Outra das conclusões do estudo é sobre o regime de pensões. Entre as várias jurisdições existe uma grande mistura entre regimes privados e públicos. Por exemplo, no país vizinho, em Espanha, o tipo de regime de pensão depende do facto de os profissionais estarem inscritos no regime geral ou mutualista.
“O cálculo das quotizações varia consoante se trate de um sistema de segurança social ou de uma mutualidade. No sistema de segurança social, o cálculo é efetuado com base na base regulamentar e nos anos de contribuição. No seguro mútuo, os membros constroem as suas pensões com base nas suas contribuições”, lê-se.
Em Espanha, todos os advogados, quer sejam trabalhadores assalariados ou independentes, devem estar cobertos por um sistema de segurança social. Para os advogados assalariados, o Regime Geral de Segurança Social é o padrão, sendo a empresa responsável pela inscrição. Os advogados independentes podem escolher entre o RETA e as mutualidades de segurança social alternativas, que oferecem uma cobertura complementar mas não substituem o regime de segurança social.

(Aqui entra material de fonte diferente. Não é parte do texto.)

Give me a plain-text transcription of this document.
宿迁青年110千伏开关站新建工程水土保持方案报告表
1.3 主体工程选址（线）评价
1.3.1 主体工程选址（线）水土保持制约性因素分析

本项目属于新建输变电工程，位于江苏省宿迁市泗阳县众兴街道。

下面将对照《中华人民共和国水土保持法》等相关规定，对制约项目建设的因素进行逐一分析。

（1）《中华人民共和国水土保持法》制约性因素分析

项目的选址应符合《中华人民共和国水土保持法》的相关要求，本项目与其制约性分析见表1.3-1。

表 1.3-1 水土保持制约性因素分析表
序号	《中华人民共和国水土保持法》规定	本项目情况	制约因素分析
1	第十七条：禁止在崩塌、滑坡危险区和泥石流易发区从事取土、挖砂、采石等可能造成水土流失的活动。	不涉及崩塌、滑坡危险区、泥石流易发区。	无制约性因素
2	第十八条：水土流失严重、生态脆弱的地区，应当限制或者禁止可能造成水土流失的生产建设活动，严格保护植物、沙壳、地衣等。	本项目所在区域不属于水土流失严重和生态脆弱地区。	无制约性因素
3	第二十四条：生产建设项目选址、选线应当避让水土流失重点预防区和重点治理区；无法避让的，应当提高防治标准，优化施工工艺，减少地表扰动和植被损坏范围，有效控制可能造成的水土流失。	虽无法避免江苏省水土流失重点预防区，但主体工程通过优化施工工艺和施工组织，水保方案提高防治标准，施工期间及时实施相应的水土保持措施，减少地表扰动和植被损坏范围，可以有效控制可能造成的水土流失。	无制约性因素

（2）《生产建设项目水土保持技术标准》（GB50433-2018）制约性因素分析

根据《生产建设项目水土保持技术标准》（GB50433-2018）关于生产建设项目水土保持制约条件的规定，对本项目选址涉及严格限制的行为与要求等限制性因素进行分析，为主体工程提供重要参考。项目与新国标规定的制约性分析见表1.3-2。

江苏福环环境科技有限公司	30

Também na Alemanha, existe um regime de pensões mistas, sendo as contribuições calculadas, atualmente, em 18,6% do salário bruto, até ao limite máximo de contribuição atual de 4.987,50 euros. Já em Itália, os advogados têm uma pensão pública “especial”. Esta é composta por duas partes: quota base, que é calculada segundo o critério retributivo; e quota modular, calculada com base no método contributivo.
Na Bélgica, os advogados estão sujeitos ao regime público de pensões, “à semelhança de outros trabalhadores independentes”. “As contribuições para o regime de pensões fazem parte da quotização para a segurança social, que corresponde normalmente a 20,5% do rendimento líquido, com um mínimo de 875 euros por cada três meses”, lê-se no estudo. As pensões são pagas a partir dos 67 anos e o seu montante depende da duração da carreira, variando entre 1.700 euros e 2.125 euros para uma carreira completa de 45 anos.
Já na Roménia existe um regime de pensões para advogados e as contribuições são calculadas com base nos montantes pagos em função do ano de atividade e de um valor por defeito. Por outro lado, na República Checa não existe um regime especial de pensões, aplicando-se as regras gerais aos advogados, tal como os Países Baixos.
Outro dos países em análise é a França. Em terras francesas, todos os advogados devem contribuir obrigatoriamente para a organização Caisse Nationale des Barreaux Français (CNBF), que faz parte da caixa nacional de seguro de velhice das profissões liberais. Estas contribuições são efetuadas para o regime de base do CNBF e assumem três formas diferentes: honorários advocatícios ou uma contribuição equivalente; uma quotização fixa – progressiva e que atinge 1.774 euros a partir do sexto ano de atividade jurídica -; e uma contribuição baseada nos rendimentos profissionais.
“A licença de maternidade e a presença de filhos contam para o cálculo da pensão. As contribuições efetuadas durante os períodos de licença de maternidade e a presença de filhos são tidas em conta no cálculo das prestações de pensão da advogada. Assim, tanto a duração da licença de maternidade como a responsabilidade pela educação dos filhos são reconhecidas como fatores que contribuem para o direito à pensão de uma advogada”, referem.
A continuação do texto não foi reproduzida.